The colonel ate heartily, but Perry’s appetite was very poor; and Cyril could hardly master a morsel, in spite of the colonel’s manner becoming less harsh.
“Come, boy,” he said, “eat. You’ve a long journey back, and you’d better make much of the provisions, now you have a chance. I’ll send your father a line in pencil for you to bear, and to exonerate me from causing him so much uneasiness. By the way, how many days do you think it will take you to get back?”
Cyril tried to answer indignantly, but the words seemed to stick in his throat; and Perry’s face grew red at what he considered to be his father’s harsh treatment of the lad whom he looked upon as his friend. There was a painful silence, then, for some minutes, during which the colonel went on with his breakfast, and Perry sat with his eyes dropped, unable to get any farther.
All at once, Cyril spoke out in a half-suffocated voice, as he looked up indignantly at the colonel. “Isn’t it too hard upon me, sir,” he cried, “to keep on punishing me like this? You know I cannot go back, or I should have gone long ago.”
“I want to punish you, sir, because I want to make you feel what a mad thing you have done, and how bitterly cruel you have been to a father who trusted in your honour as a gentleman, and a mother whose affection for you was without bounds.”
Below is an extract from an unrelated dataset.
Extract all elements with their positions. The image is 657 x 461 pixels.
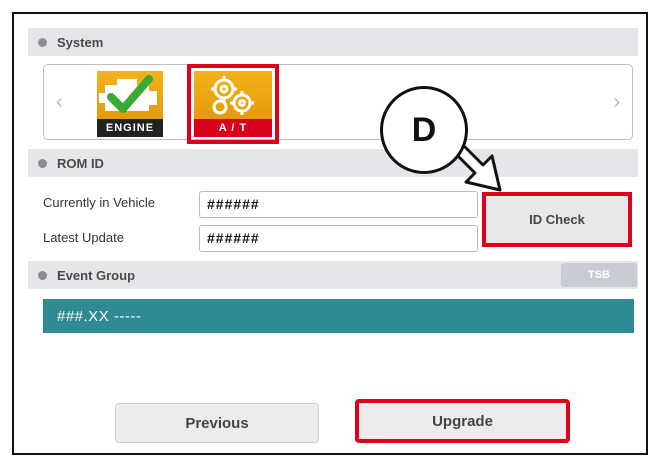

“But, don’t I know all that?” cried Cyril, springing up and speaking passionately now. “Hasn’t it been torturing me for days past; and wouldn’t I have gone back if I could, and owned how wrong I had been?”
“Only you had found that, when once you had foolishly put your foot on the slippery decline, you could not get back to the starting-point, and have gone on gliding down ever since,” said the colonel, speaking quietly. “Yes, my lad, I believe you have been bitterly sorry for your foolish escapade since you started, and you have been severely punished. There, I will say no more about it.”
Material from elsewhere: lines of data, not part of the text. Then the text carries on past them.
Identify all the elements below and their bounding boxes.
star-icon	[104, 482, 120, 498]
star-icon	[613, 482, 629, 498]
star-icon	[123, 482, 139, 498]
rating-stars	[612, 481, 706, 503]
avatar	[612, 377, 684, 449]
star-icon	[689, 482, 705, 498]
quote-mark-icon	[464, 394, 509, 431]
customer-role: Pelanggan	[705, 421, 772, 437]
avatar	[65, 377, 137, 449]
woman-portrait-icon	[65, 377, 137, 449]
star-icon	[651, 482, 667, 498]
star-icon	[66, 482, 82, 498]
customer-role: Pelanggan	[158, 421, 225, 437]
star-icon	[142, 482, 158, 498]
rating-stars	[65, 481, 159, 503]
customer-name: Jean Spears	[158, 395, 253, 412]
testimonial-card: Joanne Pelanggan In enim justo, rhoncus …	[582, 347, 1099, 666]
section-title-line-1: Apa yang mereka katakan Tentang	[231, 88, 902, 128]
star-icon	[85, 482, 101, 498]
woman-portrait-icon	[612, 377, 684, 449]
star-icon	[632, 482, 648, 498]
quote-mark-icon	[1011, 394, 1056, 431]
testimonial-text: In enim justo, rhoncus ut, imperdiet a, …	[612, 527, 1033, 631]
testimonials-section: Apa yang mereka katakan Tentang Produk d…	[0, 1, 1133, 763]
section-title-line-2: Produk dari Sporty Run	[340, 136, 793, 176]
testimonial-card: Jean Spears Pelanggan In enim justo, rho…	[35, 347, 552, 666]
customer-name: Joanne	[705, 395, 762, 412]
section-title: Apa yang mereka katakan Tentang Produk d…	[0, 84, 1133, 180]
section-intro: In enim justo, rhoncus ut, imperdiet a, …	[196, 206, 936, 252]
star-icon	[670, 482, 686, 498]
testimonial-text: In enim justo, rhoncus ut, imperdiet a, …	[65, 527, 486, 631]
“And you will help me to get back, sir?”
“If an opportunity occurs. As soon as we meet an Indian who can be trusted, you can take two of the mules, and a sufficiency of provisions to last till you get back. I am a man short now, or one of these should return with you at once. I am sorry for your people, but I cannot turn back now, and I’m sure your father would not ask it of me.”
“Thank you, sir,” said Cyril humbly.
“There,” cried the colonel, “I have done my duty by you, boy. You have had your punishment, and you have taken it bravely. I have no more to say, especially as you are not yet out of the wood, but have your father to meet.”
“Yes, sir, I have my father to meet,” said Cyril.
“Then, now eat your breakfast, and let’s get on again. Take off that miserable face, for I shall not refer to the trouble again.”
He held out his hand. Something very like a sob escaped from Cyril’s lips, as the boy made a quick snatch at his hand, and held it in his for a moment or two.
Then the breakfast went on in silence, and Perry’s appetite suddenly returned; while Cyril did not do so very badly after all.